Doch größere Proteste wie sonst in Finowfurt bei Klaus Manns Neonazi-Veranstaltungen wird es diesmal nicht geben. Die zivilgesellschaftlichen Gruppen hatten sich auf das Verbot des Konzerts durch den Landkreis Barnim und die Gemeinde Schorfheide verlassen. Doch der Beschluss des Gerichts macht dies nun zunichte. Die Gruppen, die gemeinsam mit der Gemeinde und Politikern Gegendemonstrationen organisieren, sind völlig unvorbereitet. Alle seien verplant und hätten keine Zeit, hieß es. Das Aktionsbündnis befürchtet, dass sich Finowfurt nun wieder als zentraler Veranstaltungsort für die Neonazis etablieren könnte.

Bislang hatte die Gemeinde vor Gericht oft Erfolg mit ihren Verboten von rechtsextremen Veranstaltungen auf dem Grundstück von Mann. Wolinski hat nun einen rechtlich geschickten Weg gewählt, um gegen den Bescheid von Kommune und Landkreis vorzugehen. Er beantragte einstweiligen Rechtsschutz in dem erst am Donnerstag beim Gericht eingegangenen Eil-Antrag gegen die Verbotsverfügung, wie ein Gerichtssprecher den PNN am Freitag bestätigte. Ganz konkret ging der NPD-Funktionär dagegen vor, dass das Verbot nicht sofort vollziehbar und sein Widerspruch keine aufschiebende Wirkung haben sollte. Nun bestätigte das Gericht, dass Wolinskis Widerspruch doch aufschiebende Wirkung hat, der Verbotsbescheid also nicht sofort umgesetzt werden kann. Die Folge: Das Festival kann stattfinden.

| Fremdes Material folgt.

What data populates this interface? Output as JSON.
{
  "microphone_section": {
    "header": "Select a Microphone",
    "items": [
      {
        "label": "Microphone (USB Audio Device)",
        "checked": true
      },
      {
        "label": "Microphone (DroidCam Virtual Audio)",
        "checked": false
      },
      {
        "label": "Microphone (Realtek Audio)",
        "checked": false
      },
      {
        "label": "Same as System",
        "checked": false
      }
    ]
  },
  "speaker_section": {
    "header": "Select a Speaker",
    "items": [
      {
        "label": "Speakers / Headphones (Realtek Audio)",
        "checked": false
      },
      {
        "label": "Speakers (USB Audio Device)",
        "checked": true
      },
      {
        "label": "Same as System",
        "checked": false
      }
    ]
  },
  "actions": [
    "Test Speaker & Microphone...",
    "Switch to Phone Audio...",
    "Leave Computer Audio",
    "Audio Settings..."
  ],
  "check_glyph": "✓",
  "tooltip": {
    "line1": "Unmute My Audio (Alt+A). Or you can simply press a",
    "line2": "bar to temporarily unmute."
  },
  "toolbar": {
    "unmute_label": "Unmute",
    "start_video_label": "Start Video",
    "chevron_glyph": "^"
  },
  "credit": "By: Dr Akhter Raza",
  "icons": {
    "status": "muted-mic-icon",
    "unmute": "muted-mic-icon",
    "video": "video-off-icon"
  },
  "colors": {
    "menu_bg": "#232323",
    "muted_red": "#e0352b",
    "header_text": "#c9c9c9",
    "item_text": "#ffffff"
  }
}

Allerdings hat Wolinski, Vorstandsmitglied in der Brandenburger NPD und Stadtverordneter in Velten (Oberhavel), selbst schon seine Pläne zusammengestrichen. Ursprünglich sollte das Festival von Freitag bis Sonntag dauern, nun bleibt nur noch der Samstag übrig.

Das Grundstück der Familie Mann in Finowfurt gilt seit rund zehn Jahren als einer der wichtigsten Orte für Zusammenkünfte der rechtsextremistischen Szene in Berlin und Brandenburg – mit Rechtsrockkonzerten und braunen Festen. Oftmals war auch die Polizei eingeschritten, wenn indizierte Musik gespielt wurde. Wolinski wollte auch Ende April in Finowfurt bei Familie Mann seinen 28. Geburtstag feiern. Weil aber Stunden zuvor in sozialen Netzwerken dafür geworben wurde, ging die Polizei von einer öffentlichen Veranstaltung aus – und untersagte die Party.

Diesmal sind in der internationalen Neonazi-Szene namhafte Bands angekündigt. Die bekannteste davon ist die US-Band „H8Machine“. Die Hardcore-Band bekennt sich offen zum Nationalsozialismus und hat sich bereits deutlich antisemitisch geäußert. Ebenso für die Szene bedeutend ist der Gütersloher Rapper Julian Fritsch, der unter dem Künstlernamen „Makss Damage“ auftritt. Er gilt als einer der wichtigsten Vertreter des „NS-Rap“. Neonazi-Konzerte gelten als eines der wichtigsten Mittel, um neue Anhänger zu gewinnen und die vorhandenen bei Laune und – vor allem – ideologisch auf Kurs zu halten.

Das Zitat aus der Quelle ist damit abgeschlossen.